Is it unconscionable that I wasn't terribly sad to hear that Ronald Reagan--the President who replied to my letter when I was eight years old by sending a glossy mini-magazine about the White House--died on Saturday? For all the worship he receives from the general public, most pundits seem to acknowledge that he was in many ways inept and that he created the modern-day, deficit-spending, government-averse Republican party. (William Saletan's explanation of "Reagan's Law" is brilliant.)

So I pretty much think the guy was a buffoon, but that's not why I wasn't especially sad; I'm patriotic enough that I'd be sad to see even our current buffoon drop dead. I'm just glad that Reagan was able to die without suffering any longer, and hopeful that he didn't really know what was happening anymore when he passed on. On a more cynical note, his timing is better than I expected; I thought he would die sometime in October, three or four days after they parade Bin Laden out of the Oval Office and two weeks before the election, just in time to cancel a couple of the debates. (Howard Fineman argues that Reagan's death is good for Bush, but it would have been almost inarguably better for him to give the eulogy at an October 30 funeral. Can you imagine a better way for Bush to suddenly appear to rise above the fray of the campaign and invoke his ties to a man who, right or wrong, some folks believe belongs on Mount Rushmore?)
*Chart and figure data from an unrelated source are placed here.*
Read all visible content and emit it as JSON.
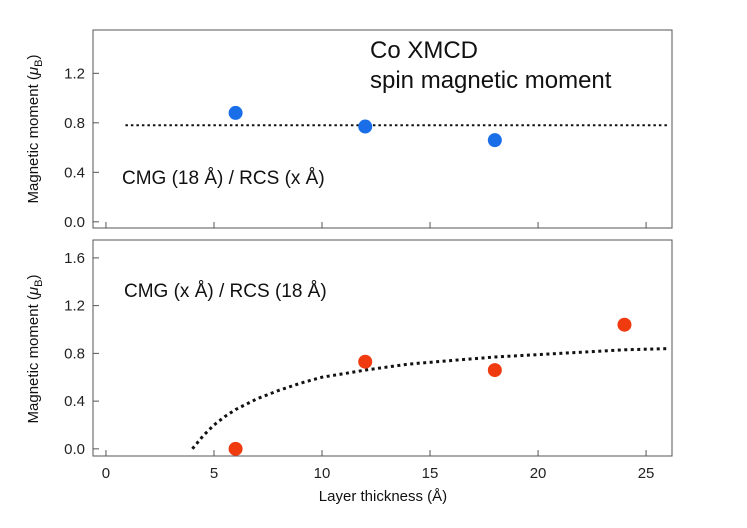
{
  "chart_data": [
    {
      "type": "scatter",
      "title": "",
      "ylabel_text": "Magnetic moment (",
      "ylabel_symbol": "μ",
      "ylabel_sub": "B",
      "ylabel_close": ")",
      "ylim": [
        -0.05,
        1.55
      ],
      "xlim": [
        -0.6,
        26.2
      ],
      "yticks": [
        0.0,
        0.4,
        0.8,
        1.2
      ],
      "ytick_labels": [
        "0.0",
        "0.4",
        "0.8",
        "1.2"
      ],
      "xticks": [
        0,
        5,
        10,
        15,
        20,
        25
      ],
      "annotations": [
        "Co XMCD",
        "spin magnetic moment",
        "CMG (18 Å) / RCS (x Å)"
      ],
      "series": [
        {
          "color": "#1a6fe8",
          "x": [
            6,
            12,
            18
          ],
          "y": [
            0.88,
            0.77,
            0.66
          ]
        }
      ],
      "reference_line": {
        "style": "dotted",
        "y": 0.78
      },
      "grid": false
    },
    {
      "type": "scatter",
      "title": "",
      "xlabel": "Layer thickness (Å)",
      "ylabel_text": "Magnetic moment (",
      "ylabel_symbol": "μ",
      "ylabel_sub": "B",
      "ylabel_close": ")",
      "ylim": [
        -0.06,
        1.75
      ],
      "xlim": [
        -0.6,
        26.2
      ],
      "yticks": [
        0.0,
        0.4,
        0.8,
        1.2,
        1.6
      ],
      "ytick_labels": [
        "0.0",
        "0.4",
        "0.8",
        "1.2",
        "1.6"
      ],
      "xticks": [
        0,
        5,
        10,
        15,
        20,
        25
      ],
      "xtick_labels": [
        "0",
        "5",
        "10",
        "15",
        "20",
        "25"
      ],
      "annotations": [
        "CMG (x Å) / RCS (18 Å)"
      ],
      "series": [
        {
          "color": "#f03a10",
          "x": [
            6,
            12,
            18,
            24
          ],
          "y": [
            0.0,
            0.73,
            0.66,
            1.04
          ]
        }
      ],
      "fit_curve": {
        "style": "dotted",
        "x": [
          4,
          4.5,
          5,
          5.5,
          6,
          7,
          8,
          9,
          10,
          11,
          12,
          14,
          16,
          18,
          20,
          22,
          24,
          26
        ],
        "y": [
          0.0,
          0.11,
          0.2,
          0.27,
          0.33,
          0.42,
          0.49,
          0.55,
          0.6,
          0.63,
          0.66,
          0.71,
          0.74,
          0.77,
          0.79,
          0.81,
          0.83,
          0.84
        ]
      },
      "grid": false
    }
  ]
}
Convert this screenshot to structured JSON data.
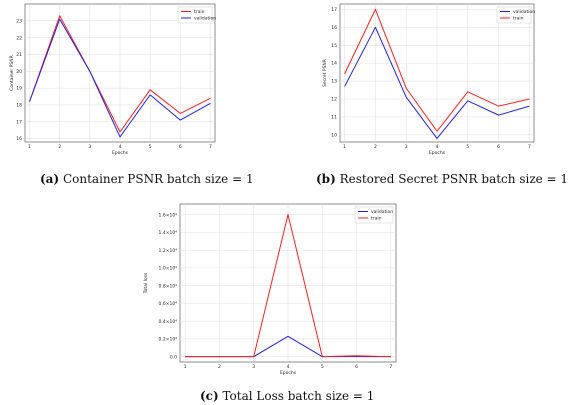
{
  "colors": {
    "train": "#ff2020",
    "validation": "#2020e0",
    "grid": "#dcdcdc"
  },
  "captions": [
    {
      "letter": "(a)",
      "text": " Container PSNR batch size = 1"
    },
    {
      "letter": "(b)",
      "text": " Restored Secret PSNR batch size = 1"
    },
    {
      "letter": "(c)",
      "text": " Total Loss batch size = 1"
    }
  ],
  "chart_data": [
    {
      "type": "line",
      "xlabel": "Epochs",
      "ylabel": "Container PSNR",
      "x": [
        1,
        2,
        3,
        4,
        5,
        6,
        7
      ],
      "xlim": [
        0.85,
        7.15
      ],
      "ylim": [
        15.8,
        24.0
      ],
      "yticks": [
        16,
        17,
        18,
        19,
        20,
        21,
        22,
        23
      ],
      "ytick_labels": [
        "16",
        "17",
        "18",
        "19",
        "20",
        "21",
        "22",
        "23"
      ],
      "legend_position": "top-right",
      "series": [
        {
          "name": "train",
          "color": "#ff2020",
          "values": [
            18.2,
            23.3,
            20.0,
            16.4,
            18.9,
            17.5,
            18.4
          ]
        },
        {
          "name": "validation",
          "color": "#2020e0",
          "values": [
            18.2,
            23.1,
            20.0,
            16.1,
            18.6,
            17.1,
            18.1
          ]
        }
      ]
    },
    {
      "type": "line",
      "xlabel": "Epochs",
      "ylabel": "Secret PSNR",
      "x": [
        1,
        2,
        3,
        4,
        5,
        6,
        7
      ],
      "xlim": [
        0.85,
        7.15
      ],
      "ylim": [
        9.6,
        17.3
      ],
      "yticks": [
        10,
        11,
        12,
        13,
        14,
        15,
        16,
        17
      ],
      "ytick_labels": [
        "10",
        "11",
        "12",
        "13",
        "14",
        "15",
        "16",
        "17"
      ],
      "legend_position": "top-right",
      "series": [
        {
          "name": "validation",
          "color": "#2020e0",
          "values": [
            12.7,
            16.0,
            12.1,
            9.8,
            11.9,
            11.1,
            11.6
          ]
        },
        {
          "name": "train",
          "color": "#ff2020",
          "values": [
            13.4,
            17.0,
            12.6,
            10.2,
            12.4,
            11.6,
            12.0
          ]
        }
      ]
    },
    {
      "type": "line",
      "xlabel": "Epochs",
      "ylabel": "Total loss",
      "x": [
        1,
        2,
        3,
        4,
        5,
        6,
        7
      ],
      "xlim": [
        0.85,
        7.15
      ],
      "ylim": [
        -0.06,
        1.72
      ],
      "yticks": [
        0.0,
        0.2,
        0.4,
        0.6,
        0.8,
        1.0,
        1.2,
        1.4,
        1.6
      ],
      "ytick_labels": [
        "0.0",
        "0.2×10⁴",
        "0.4×10⁴",
        "0.6×10⁴",
        "0.8×10⁴",
        "1.0×10⁴",
        "1.2×10⁴",
        "1.4×10⁴",
        "1.6×10⁴"
      ],
      "legend_position": "top-right",
      "series": [
        {
          "name": "validation",
          "color": "#2020e0",
          "values": [
            0.0,
            0.0,
            0.0,
            0.23,
            0.0,
            0.0,
            0.0
          ]
        },
        {
          "name": "train",
          "color": "#ff2020",
          "values": [
            0.0,
            0.0,
            0.0,
            1.6,
            0.0,
            0.01,
            0.0
          ]
        }
      ]
    }
  ]
}
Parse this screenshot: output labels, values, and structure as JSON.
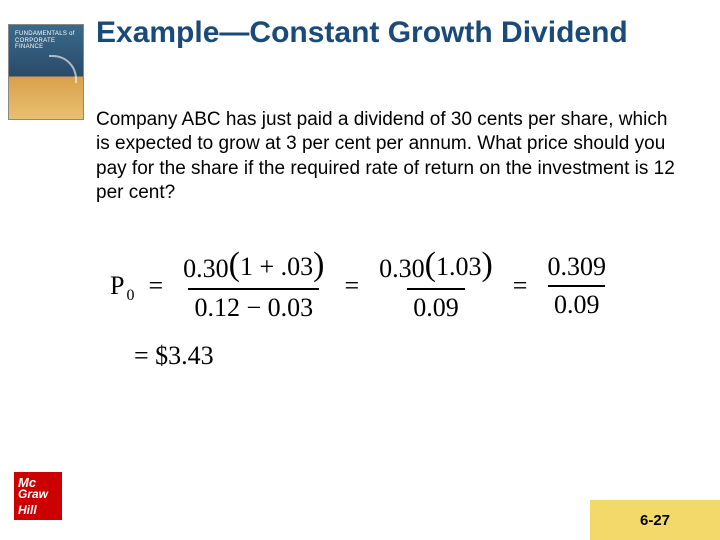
{
  "book": {
    "line1": "FUNDAMENTALS of",
    "line2": "CORPORATE",
    "line3": "FINANCE"
  },
  "title": "Example—Constant Growth Dividend",
  "body": "Company ABC has just paid a dividend of 30 cents per share, which is expected to grow at 3 per cent per annum.  What price should you pay for the share if the required rate of return on the investment is 12 per cent?",
  "formula": {
    "P": "P",
    "zero": "0",
    "eq": "=",
    "frac1_num_a": "0.30",
    "frac1_num_b": "1 + .03",
    "frac1_den": "0.12 − 0.03",
    "frac2_num_a": "0.30",
    "frac2_num_b": "1.03",
    "frac2_den": "0.09",
    "frac3_num": "0.309",
    "frac3_den": "0.09",
    "result": "= $3.43"
  },
  "logo": {
    "top": "Mc",
    "mid": "Graw",
    "bot": "Hill"
  },
  "page": "6-27"
}
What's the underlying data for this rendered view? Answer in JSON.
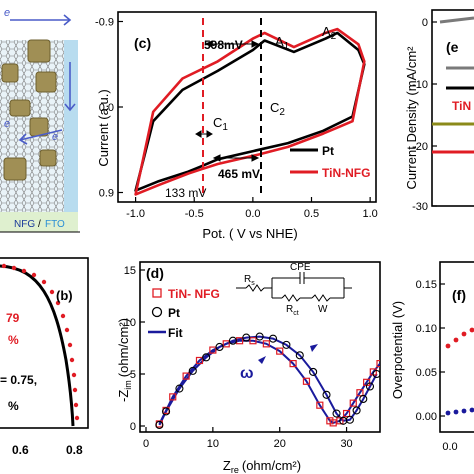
{
  "panels": {
    "a": {
      "legend": [
        "NFG",
        "/",
        "FTO"
      ],
      "electron_label": "e"
    },
    "b": {
      "label": "(b)",
      "texts": [
        "79",
        "%",
        "= 0.75,",
        "%"
      ],
      "x_ticks": [
        "0.6",
        "0.8"
      ]
    },
    "c": {
      "label": "(c)",
      "ylabel": "Current (a.u.)",
      "xlabel": "Pot. ( V vs NHE)",
      "x_ticks": [
        "-1.0",
        "-0.5",
        "0.0",
        "0.5",
        "1.0"
      ],
      "y_ticks": [
        "-0.9",
        "0.0",
        "0.9"
      ],
      "annotations": {
        "dE1": "598mV",
        "A1": "A",
        "A1_sub": "1",
        "A2": "A",
        "A2_sub": "2",
        "C1": "C",
        "C1_sub": "1",
        "C2": "C",
        "C2_sub": "2",
        "dE2": "465 mV",
        "dE3": "133 mV"
      },
      "legend": [
        "Pt",
        "TiN-NFG"
      ]
    },
    "d": {
      "label": "(d)",
      "ylabel": "-Z",
      "ylabel_sub": "im",
      "ylabel_unit": "(ohm/cm²)",
      "xlabel": "Z",
      "xlabel_sub": "re",
      "xlabel_unit": "(ohm/cm²)",
      "x_ticks": [
        "0",
        "10",
        "20",
        "30"
      ],
      "y_ticks": [
        "0",
        "5",
        "10",
        "15"
      ],
      "legend": [
        "TiN- NFG",
        "Pt",
        "Fit"
      ],
      "omega": "ω",
      "circuit": {
        "rs": "R",
        "rs_sub": "s",
        "cpe": "CPE",
        "rct": "R",
        "rct_sub": "ct",
        "w": "W"
      }
    },
    "e": {
      "label": "(e",
      "ylabel": "Current Density (mA/cm²",
      "y_ticks": [
        "0",
        "-10",
        "-20",
        "-30"
      ],
      "legend_partial": "TiN"
    },
    "f": {
      "label": "(f)",
      "ylabel": "Overpotential (V)",
      "y_ticks": [
        "0.00",
        "0.05",
        "0.10",
        "0.15"
      ],
      "x_ticks": [
        "0.0"
      ]
    }
  },
  "colors": {
    "pt": "#000000",
    "tin_nfg": "#e01c24",
    "fit": "#1a1a9c",
    "olive": "#8b8a1a",
    "tin_particle": "#9b8a4e",
    "graphene": "#888888",
    "substrate": "#cfe6b8"
  },
  "chart_data": [
    {
      "type": "line",
      "title": "(c)",
      "xlabel": "Pot. ( V vs NHE)",
      "ylabel": "Current (a.u.)",
      "xlim": [
        -1.15,
        1.05
      ],
      "ylim": [
        1.0,
        -1.0
      ],
      "series": [
        {
          "name": "Pt",
          "x": [
            -1.0,
            -0.85,
            -0.6,
            -0.3,
            0.0,
            0.1,
            0.35,
            0.62,
            0.72,
            0.9,
            0.95,
            0.85,
            0.6,
            0.3,
            0.05,
            -0.3,
            -0.45,
            -0.55,
            -0.8,
            -1.0
          ],
          "y": [
            0.88,
            0.15,
            -0.18,
            -0.38,
            -0.6,
            -0.7,
            -0.58,
            -0.72,
            -0.78,
            -0.6,
            -0.45,
            0.1,
            0.25,
            0.38,
            0.45,
            0.55,
            0.63,
            0.68,
            0.78,
            0.88
          ]
        },
        {
          "name": "TiN-NFG",
          "x": [
            -1.0,
            -0.85,
            -0.6,
            -0.3,
            0.0,
            0.1,
            0.35,
            0.62,
            0.72,
            0.9,
            0.95,
            0.85,
            0.6,
            0.3,
            0.05,
            -0.3,
            -0.45,
            -0.55,
            -0.8,
            -1.0
          ],
          "y": [
            0.92,
            0.05,
            -0.3,
            -0.48,
            -0.72,
            -0.78,
            -0.63,
            -0.78,
            -0.82,
            -0.66,
            -0.48,
            0.15,
            0.28,
            0.42,
            0.5,
            0.6,
            0.66,
            0.7,
            0.82,
            0.92
          ]
        }
      ]
    },
    {
      "type": "scatter",
      "title": "(d)",
      "xlabel": "Z re (ohm/cm²)",
      "ylabel": "-Z im (ohm/cm²)",
      "xlim": [
        0,
        35
      ],
      "ylim": [
        0,
        15
      ],
      "series": [
        {
          "name": "TiN- NFG",
          "x": [
            2,
            3,
            4,
            6,
            8,
            10,
            12,
            14,
            16,
            18,
            20,
            22,
            24,
            26,
            27.5,
            28,
            29,
            30,
            31,
            32,
            33,
            34,
            35
          ],
          "y": [
            0.2,
            1.5,
            2.8,
            4.8,
            6.3,
            7.3,
            7.9,
            8.2,
            8.2,
            7.9,
            7.2,
            6.0,
            4.3,
            2.0,
            0.5,
            0.3,
            0.5,
            1.2,
            2.2,
            3.2,
            4.2,
            5.2,
            6.0
          ]
        },
        {
          "name": "Pt",
          "x": [
            2,
            3,
            5,
            7,
            9,
            11,
            13,
            15,
            17,
            19,
            21,
            23,
            25,
            27,
            28.5,
            29.5,
            30.5,
            31.5,
            32.5,
            33.5,
            34.5
          ],
          "y": [
            0.1,
            1.4,
            3.6,
            5.3,
            6.6,
            7.6,
            8.2,
            8.5,
            8.6,
            8.4,
            7.8,
            6.8,
            5.2,
            3.0,
            1.2,
            0.5,
            0.6,
            1.5,
            2.6,
            3.8,
            5.0
          ]
        }
      ]
    }
  ]
}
Republican revisionists aside, history will not be kind to Reagan; in the right place at the right time to watch the Cold War end, he accomplished precious little else during his eight years in office--unless ballooning the debt or lying to Congress about selling weapons to revolutionaries counts as achievement. I hope his soul lingers this week, suddenly restored to the lucidity he possessed back when he was president (of the Screen Actors Guild, not the United States--he surely wasn't with it by then), able to hear the kind words that will be heaped on him by those who fetishize him because he seemed able to smile through anything. And I hope, out of kindness, that his soul flees the scene on Saturday. This campaign season will see his ideas excoriated for the fluff and pandering they were during his presidency and remain as carried on by Bush, and teachers in future classrooms will no doubt heap something quite unlike praise upon the man as they explain to their pupils how he started the chain reaction that allowed them to be born indebted for the sins and spending of their fathers. It already worked that way in the Bible. Reagan made sure it worked that way in America, too.

4 comments:

Anonymous said...

Remind me to be an ass when your beloved Bill Clinton dies.

Talk about someone at the right place at the right time; look at Clinton and the economic prosperity of the 90s. You should be praising Gates and Greenspan for that.

Reagan should not get all the credit for ending the Cold War, but he played a major role and should be remembered.

Was Reagan perfect? No.

Was he right for America in the 80s? I think the answer is a definite yes.

~rusty

Richard said...

When my beloved Clinton dies, thoroughly biased folk like Rusty will be the only ones who suggest that he wasn't one of the best leaders the nation has ever had. Intelligence and thoughtfulness leave a far better long-term legacy than using the notion that you're an idiot to defend yourself against an arms scandal.

Yet Rusty claims that Reagan was the right person for the '80s, so I ask: Why? And wouldn't American politics be in better shape if we had chosen Walter Mondale's candor (I'm going to raise your taxes; let me tell you why) over Reagan's deceit(I'm not going to raise your taxes--oops, I had to)? Is it a good thing that we now talk around every problem rather than dealing with it directly? As Mondale said, "Reagan was promising them 'morning in America,' and I was promising a root canal." Isn't a root canal sometimes a necessary and good thing? Don't we need politicians who are willing to say so? More than anything else, Reagan shaped a culture of untruth and deceit that pervades today's political environment. Maybe that's the right man for the craven '80s, but it surely isn't helping us today.

Anonymous said...

[sarcasm]
you know Richard, you are right.

Americans should have voted in a landslide, of oh, 49 states or so, to elect Mondale. Let's tax ourselves out of the economic prosperity of 83 and 84 and return to the late 70s and first two years of Reagan.

Wait, that wouldn't happen, cause raising marginal tax rates REALLY helps the economy grow. Whatever was I thinking?
[/sarcasm]

I am truely sorry that I even replied to this blog. I will just take my optimistic view of the world and go share it with people who believe that Republicans actually are capable of doing some good in the world. Cause I can't find that here.

And to be honest, trying to have an honest dicussion about any political topic just doesn't seem feasible here.

Richard said...

I guess I'm supposed to respond with some sort of gnashing of teeth or something. But frankly, good riddance. I'm not terribly interested in being told how government will destroy us all or listening to you claim to be part of that wonderful optimistic Republican party when what you mean is that you've been drinking the Kool-Aid with the rest of them and have become delusional as a result. If by honest discussion you mean that you want to find someone who agrees with you, Rusty, then you've clearly been looking in the wrong place by looking here. Good luck finding a better one.